Acórdão do Supremo Tribunal de Justiça – Processo n.º 01083/22.8BESNT
3 de Janeiro, 2025
Sumário
I - A Derrama Estadual apresenta-se como um “imposto acessório” e não um “simples imposto dependente”, devido mesmo que o imposto principal, do qual depende, não o seja, pois que, como decorre do respectivo regime jurídico, a Derrama Estadual incide sobre parte do lucro tributável do imposto principal.
II - Por esse prisma, tendo em conta os contornos do caso em análise, ao fazer incidir a derrama estadual sobre o lucro tributável das empresas, estão sujeitas à mesma taxa de derrama estadual, contando que tenham o mesmo lucro, pelo que não é configurável nessa situação a ofensa do princípio da igualdade e da capacidade contributiva.
III - Tributar o lucro real das empresas significa atingir a matéria colectável auferida pelo sujeito passivo, pelo que a tributação do lucro real é, também, uma decorrência necessária do princípio da capacidade contributiva pelo que se trata de um princípio cuja principal concretização é afastar a tributação das empresas pelo seu lucro normal, isto é, tributar o rendimento que estas poderiam ter obtido em condições normais de exploração, independentemente, pois, das condições concretas em que desenvolveram a sua actividade, sendo, por isso, a tributação pelo lucro real um princípio que admite “desvios”, entenda-se, é compatível com alguma “normalização” no apuramento da matéria colectável.
IV - Por esse prisma, a progressividade encontra-se apenas prevista para o imposto sobre o rendimento pessoal, como um objectivo destacado da diminuição da desigualdade económica entre os cidadãos (artigo 104.º, n.º 1, da CRP), mas daí não resulta que esteja constitucionalmente vedado a um imposto incidente sobre as empresas um carácter progressivo, o que só por si não é susceptível de violar o princípio da igualdade, da capacidade contributiva ou da tributação segundo o rendimento real, não ocorrendo as arbitrariedades e inconstitucionalidade invocadas pela Recorrente por se tributar com taxas progressivas as ficções que são as sociedades comerciais.

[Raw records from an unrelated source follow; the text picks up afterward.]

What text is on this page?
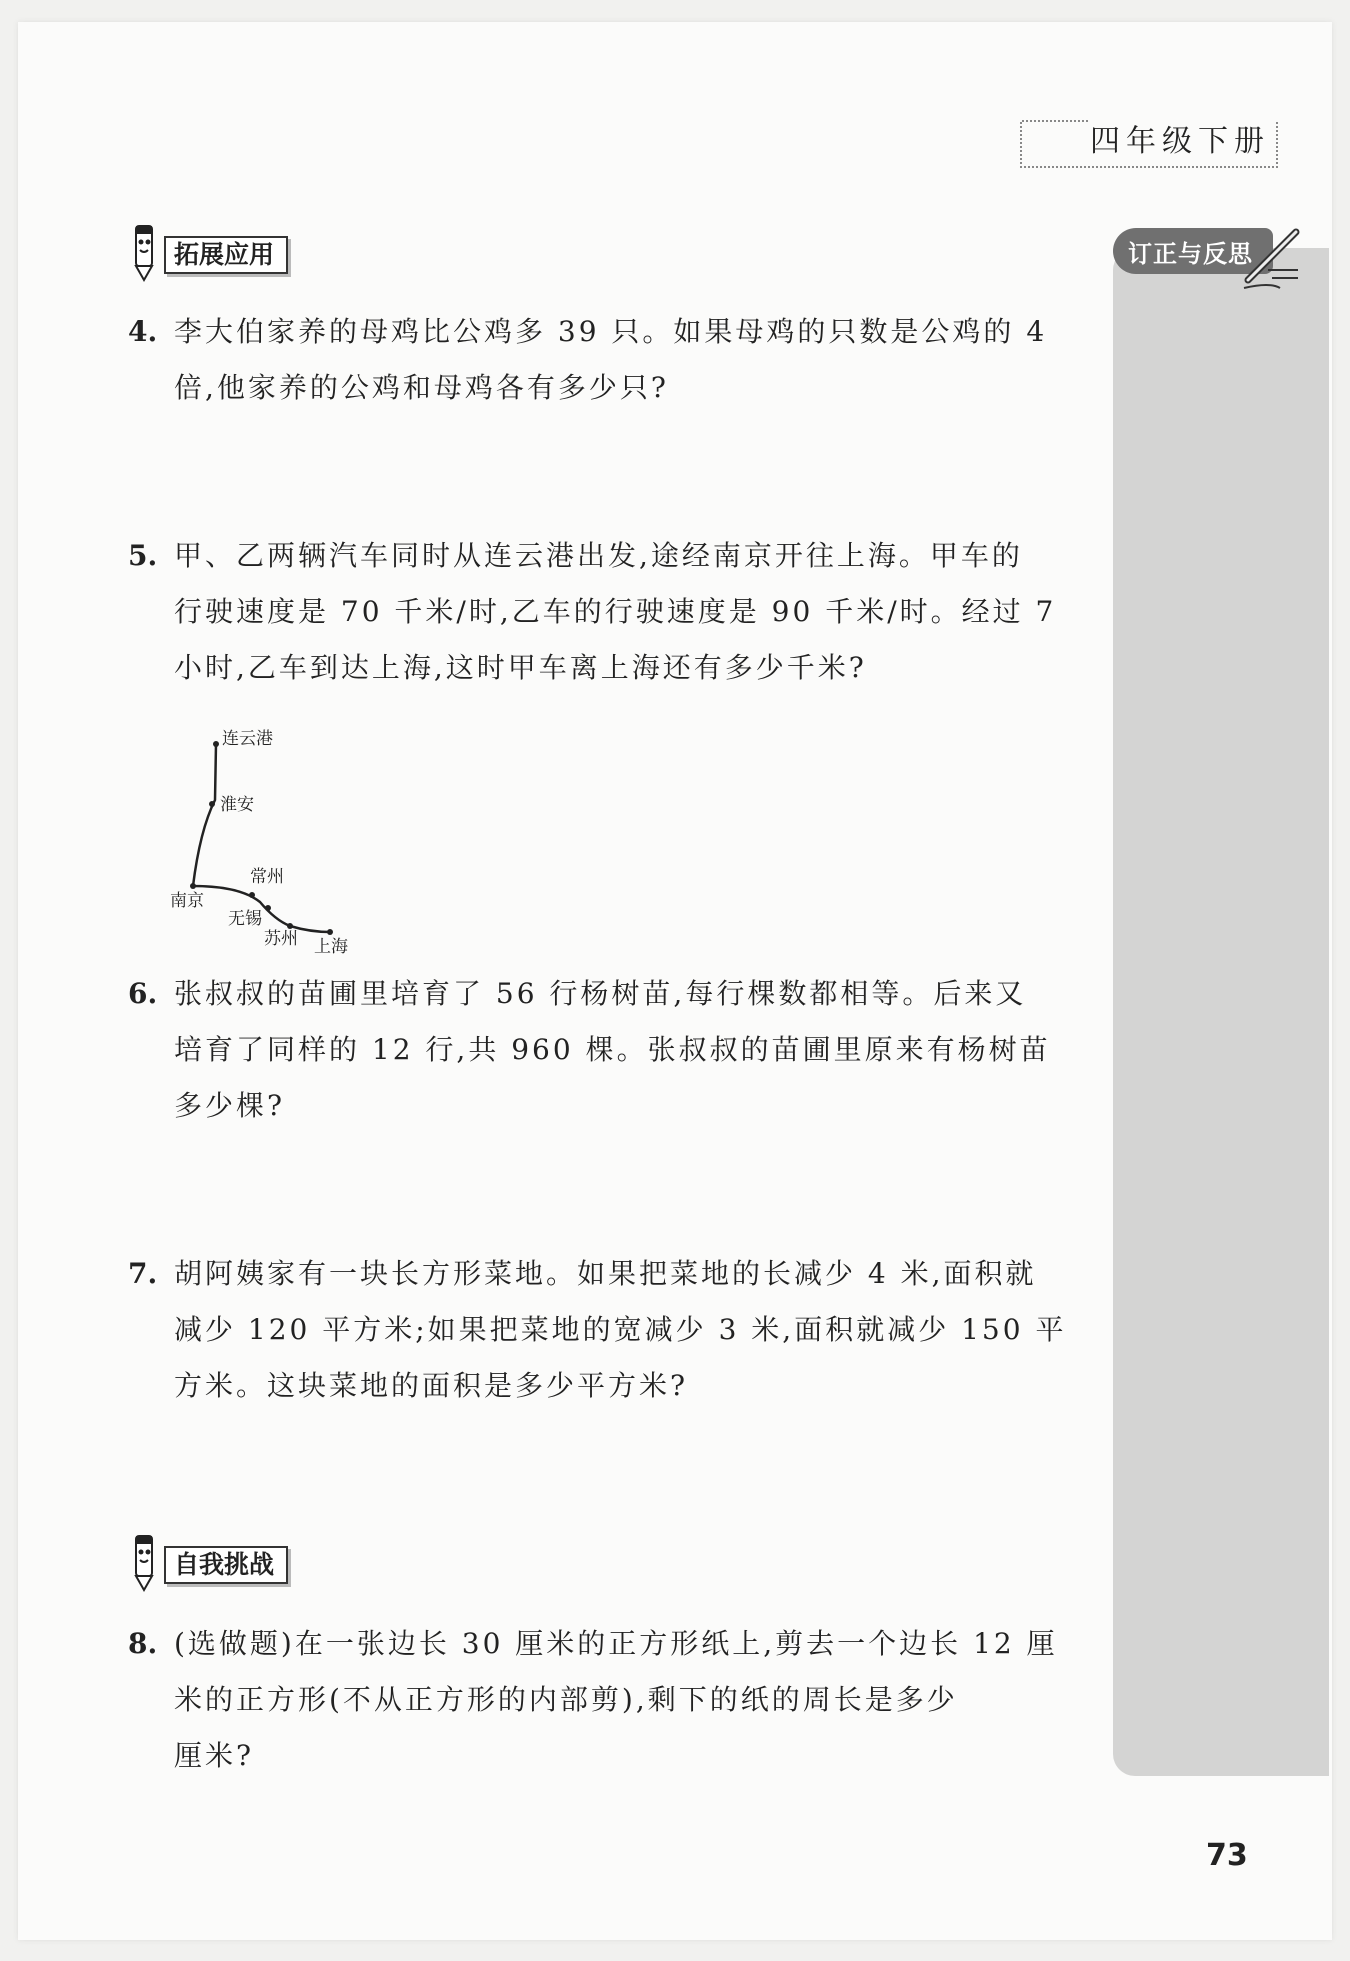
四年级下册
订正与反思
拓展应用
4. 李大伯家养的母鸡比公鸡多 39 只。如果母鸡的只数是公鸡的 4
倍,他家养的公鸡和母鸡各有多少只?
5. 甲、乙两辆汽车同时从连云港出发,途经南京开往上海。甲车的
行驶速度是 70 千米/时,乙车的行驶速度是 90 千米/时。经过 7
小时,乙车到达上海,这时甲车离上海还有多少千米?
连云港
淮安
南京
常州
无锡
苏州 上海
6. 张叔叔的苗圃里培育了 56 行杨树苗,每行棵数都相等。后来又
培育了同样的 12 行,共 960 棵。张叔叔的苗圃里原来有杨树苗
多少棵?
7. 胡阿姨家有一块长方形菜地。如果把菜地的长减少 4 米,面积就
减少 120 平方米;如果把菜地的宽减少 3 米,面积就减少 150 平
方米。这块菜地的面积是多少平方米?
自我挑战
8. (选做题)在一张边长 30 厘米的正方形纸上,剪去一个边长 12 厘
米的正方形(不从正方形的内部剪),剩下的纸的周长是多少
厘米?
73
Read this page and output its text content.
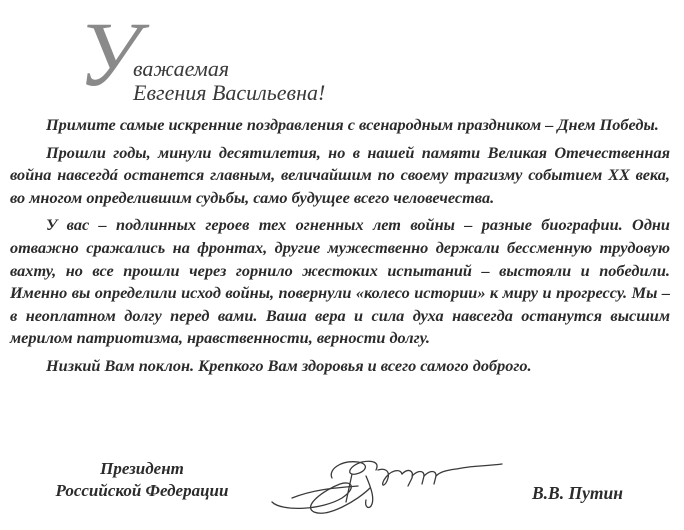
У
важаемая
Евгения Васильевна!

Примите самые искренние поздравления с всенародным праздником – Днем Победы.

Прошли годы, минули десятилетия, но в нашей памяти Великая Отечественная война навсегдá останется главным, величайшим по своему трагизму событием XX века, во многом определившим судьбы, само будущее всего человечества.

У вас – подлинных героев тех огненных лет войны – разные биографии. Одни отважно сражались на фронтах, другие мужественно держали бессменную трудовую вахту, но все прошли через горнило жестоких испытаний – выстояли и победили. Именно вы определили исход войны, повернули «колесо истории» к миру и прогрессу. Мы – в неоплатном долгу перед вами. Ваша вера и сила духа навсегда останутся высшим мерилом патриотизма, нравственности, верности долгу.

Низкий Вам поклон. Крепкого Вам здоровья и всего самого доброго.

Президент
Российской Федерации	В.В. Путин
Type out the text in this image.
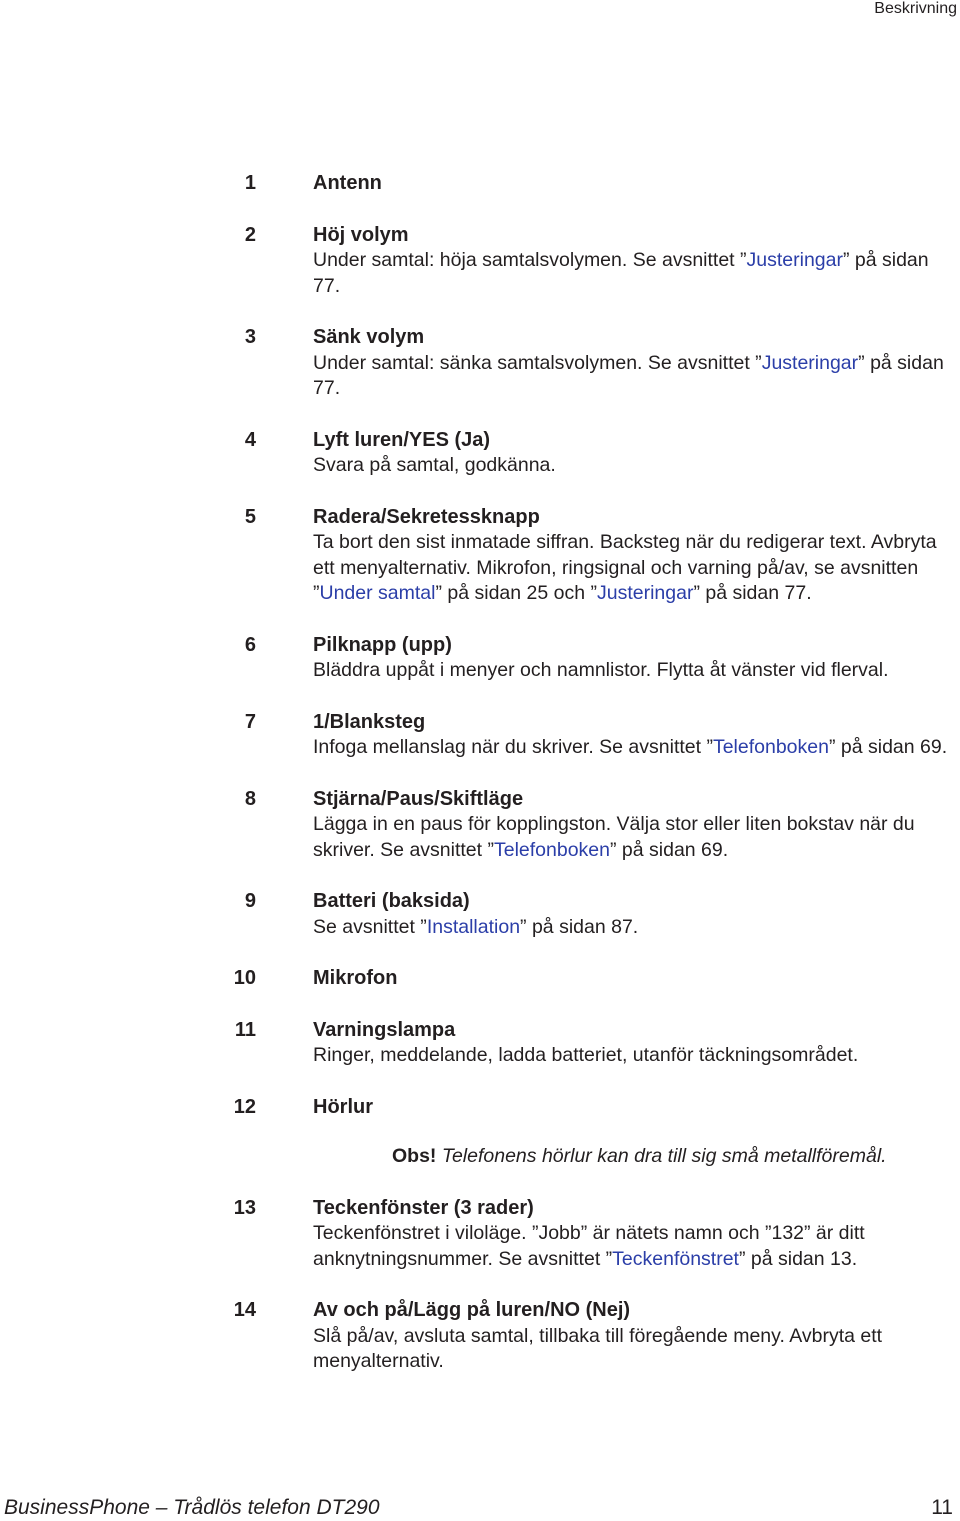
Beskrivning
1	Antenn
2	Höj volym
Under samtal: höja samtalsvolymen. Se avsnittet ”Justeringar” på sidan 77.
3	Sänk volym
Under samtal: sänka samtalsvolymen. Se avsnittet ”Justeringar” på sidan 77.
4	Lyft luren/YES (Ja)
Svara på samtal, godkänna.
5	Radera/Sekretessknapp
Ta bort den sist inmatade siffran. Backsteg när du redigerar text. Avbryta ett menyalternativ. Mikrofon, ringsignal och varning på/av, se avsnitten ”Under samtal” på sidan 25 och ”Justeringar” på sidan 77.
6	Pilknapp (upp)
Bläddra uppåt i menyer och namnlistor. Flytta åt vänster vid flerval.
7	1/Blanksteg
Infoga mellanslag när du skriver. Se avsnittet ”Telefonboken” på sidan 69.
8	Stjärna/Paus/Skiftläge
Lägga in en paus för kopplingston. Välja stor eller liten bokstav när du skriver. Se avsnittet ”Telefonboken” på sidan 69.
9	Batteri (baksida)
Se avsnittet ”Installation” på sidan 87.
10	Mikrofon
11	Varningslampa
Ringer, meddelande, ladda batteriet, utanför täckningsområdet.
12	Hörlur
Obs! Telefonens hörlur kan dra till sig små metallföremål.
13	Teckenfönster (3 rader)
Teckenfönstret i viloläge. ”Jobb” är nätets namn och ”132” är ditt anknytningsnummer. Se avsnittet ”Teckenfönstret” på sidan 13.
14	Av och på/Lägg på luren/NO (Nej)
Slå på/av, avsluta samtal, tillbaka till föregående meny. Avbryta ett menyalternativ.
BusinessPhone – Trådlös telefon DT290	11
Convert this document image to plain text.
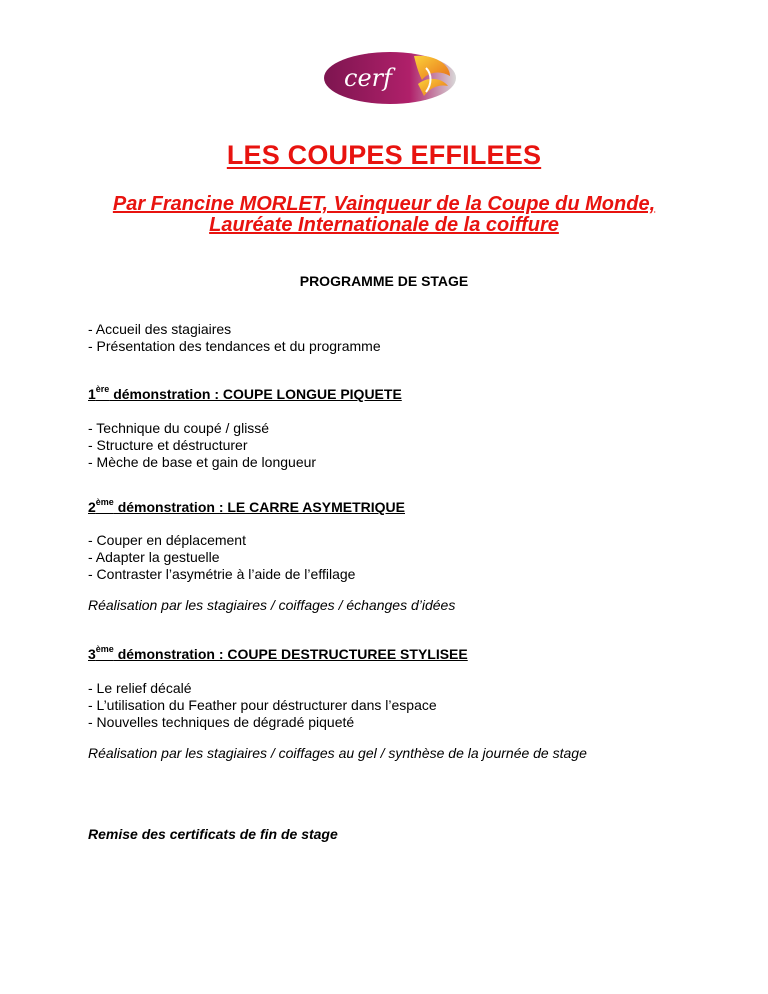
cerf
LES COUPES EFFILEES
Par Francine MORLET, Vainqueur de la Coupe du Monde,
Lauréate Internationale de la coiffure
PROGRAMME DE STAGE
- Accueil des stagiaires
- Présentation des tendances et du programme
1ère démonstration : COUPE LONGUE PIQUETE
- Technique du coupé / glissé
- Structure et déstructurer
- Mèche de base et gain de longueur
2ème démonstration : LE CARRE ASYMETRIQUE
- Couper en déplacement
- Adapter la gestuelle
- Contraster l’asymétrie à l’aide de l’effilage
Réalisation par les stagiaires / coiffages / échanges d’idées
3ème démonstration : COUPE DESTRUCTUREE STYLISEE
- Le relief décalé
- L’utilisation du Feather pour déstructurer dans l’espace
- Nouvelles techniques de dégradé piqueté
Réalisation par les stagiaires / coiffages au gel / synthèse de la journée de stage
Remise des certificats de fin de stage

V - Não ocorre a invocada inconstitucionalidade em razão do prolongamento injustificado da Derrama Estadual a período posterior à cessação dos motivos que estiveram subjacentes à sua criação pela Lei nº 12-A/2010, de 30.06, porquanto, em 2017, ainda se colocavam constrangimentos de política fiscal, determinados pela necessidade de consolidação orçamental, centrada na diminuição da despesa e no aumento da receita, e de redução dos níveis de endividamento público, assim se justificando que a Lei do Orçamento do Estado para 2018, não só não tenha abolido a Derrama Estadual, como tenha ainda procedido um agravamento fiscal, ao aumentar a taxa aplicável ao último escalão, que passou de 7% para 9%.
VI - Por assim ser, é manifesto que para o legislador pontificaram razões de política fiscal suficientes para legitimar manutenção da Derrama Estadual, o que afasta a violação do princípio da igualdade na vertente de proibição do arbítrio e, pela sua específica configuração, não afronta os princípios da capacidade contributiva, da protecção da confiança, da segurança jurídica.
VII - O regime de apuramento da base tributável da derrama estadual - mesmo no caso de empresas agrupadas - não é susceptível de pôr em causa as liberdades invocadas, na medida em que a decisão de coligação das empresas com vista à constituição de um grupo de empresas e, bem assim, a opção pela aplicabilidade do regime especial de tributação dos grupos de empresas (se cumpridos os requisitos de acesso) são decisões que se encontram na inteira disponibilidade dos operadores económicos envolvidos, não correspondendo a qualquer imposição estadual (ou outra).